I am reading an actuarial textbook (Nonlife Actuarial Models Theory, Methods and Evaluation by Yiu-Kuen Tse) and I want to understand the author's calculation of the expected value of a loss variable $X_L$ (defined as $$X_L = \left\{\begin{array}{l} 0 , & X \leq d\\ X-d , & X >d \end{array}\right\}$$ for some deductible $d$ and where $X$ is a continuous variable). To calculate $\text{E}(X_L)$, the author shows $$\begin{align}\text{E}(X_L) &= \int_{0}^{\infty}{xf_{X_L}(x)dx}\\ &= \int_{d}^{\infty}{(x-d)f_{X}(x)dx}\\ &= -\int_{d}^{\infty} (x-d)dS_X(x)\\ &= -\left[(x-d)S_X(x)|_{d}^{\infty} - \int_{d}^{\infty} S_X(x)dx\right]\\ &=\int_{d}^{\infty} S_X(x)dx \end{align}$$
My question is about the justification for going from line 2 to 3 and then again from 3 to 4. From line 2 to 3, I understand we are using the equation $f_X(x) = -\frac{dS_X(x)}{dx} $ but how can we just substitute in the integral without having to change anything? Is this something related to line 3 being a Riemann–Stieltjes integral or something simpler?
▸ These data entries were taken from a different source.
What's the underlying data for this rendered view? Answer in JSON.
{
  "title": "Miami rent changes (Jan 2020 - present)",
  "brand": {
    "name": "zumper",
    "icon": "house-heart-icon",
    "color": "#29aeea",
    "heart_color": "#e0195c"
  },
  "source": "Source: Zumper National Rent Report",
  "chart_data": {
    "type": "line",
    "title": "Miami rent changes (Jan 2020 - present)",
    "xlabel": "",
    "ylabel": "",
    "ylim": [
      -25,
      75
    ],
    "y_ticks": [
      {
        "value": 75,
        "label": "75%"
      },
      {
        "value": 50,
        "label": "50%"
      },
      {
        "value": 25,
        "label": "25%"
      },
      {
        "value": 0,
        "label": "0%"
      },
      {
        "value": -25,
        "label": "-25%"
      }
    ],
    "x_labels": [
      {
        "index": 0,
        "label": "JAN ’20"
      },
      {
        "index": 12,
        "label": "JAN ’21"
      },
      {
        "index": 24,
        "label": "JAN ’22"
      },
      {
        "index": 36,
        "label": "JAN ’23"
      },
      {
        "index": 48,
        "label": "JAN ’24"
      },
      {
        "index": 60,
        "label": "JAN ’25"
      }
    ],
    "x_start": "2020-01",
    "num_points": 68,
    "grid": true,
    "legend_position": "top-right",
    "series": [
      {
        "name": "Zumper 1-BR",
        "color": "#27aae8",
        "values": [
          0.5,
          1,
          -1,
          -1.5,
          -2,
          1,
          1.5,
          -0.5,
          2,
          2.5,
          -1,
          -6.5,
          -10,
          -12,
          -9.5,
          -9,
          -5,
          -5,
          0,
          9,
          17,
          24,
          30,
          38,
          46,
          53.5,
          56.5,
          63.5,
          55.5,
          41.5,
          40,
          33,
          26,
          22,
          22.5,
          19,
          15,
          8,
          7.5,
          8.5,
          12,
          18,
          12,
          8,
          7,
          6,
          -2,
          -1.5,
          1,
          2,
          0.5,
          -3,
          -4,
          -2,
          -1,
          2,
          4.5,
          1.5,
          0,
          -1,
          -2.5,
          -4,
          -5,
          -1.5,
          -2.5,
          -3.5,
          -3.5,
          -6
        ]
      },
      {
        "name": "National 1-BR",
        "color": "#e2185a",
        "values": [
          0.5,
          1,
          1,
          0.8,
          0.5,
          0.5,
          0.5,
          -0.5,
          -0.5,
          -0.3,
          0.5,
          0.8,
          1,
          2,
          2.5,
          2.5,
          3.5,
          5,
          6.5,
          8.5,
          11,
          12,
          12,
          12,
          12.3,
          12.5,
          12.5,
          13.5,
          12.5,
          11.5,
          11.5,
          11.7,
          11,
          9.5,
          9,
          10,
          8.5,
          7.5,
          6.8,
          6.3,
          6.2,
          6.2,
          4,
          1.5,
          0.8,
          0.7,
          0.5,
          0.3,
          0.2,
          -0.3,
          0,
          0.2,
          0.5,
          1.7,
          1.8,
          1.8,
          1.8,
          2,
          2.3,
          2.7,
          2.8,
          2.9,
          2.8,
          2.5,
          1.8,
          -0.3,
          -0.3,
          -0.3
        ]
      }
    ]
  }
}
For lines 3 to 4, from searching around, I found the accepted answer from this question Riemann-Stieltjes integral, integration by parts (Rudin) , so I was wondering are we making use of a similar theorem (I know below says to a constant and not to $\infty$) to get from lines 3 to 4 here? The theorem in question: $$\int_{a}^{b} g(x)df(x) = f(b)g(b) - f(a)g(a) - \int_{a}^{b} f(x)dg(x)$$.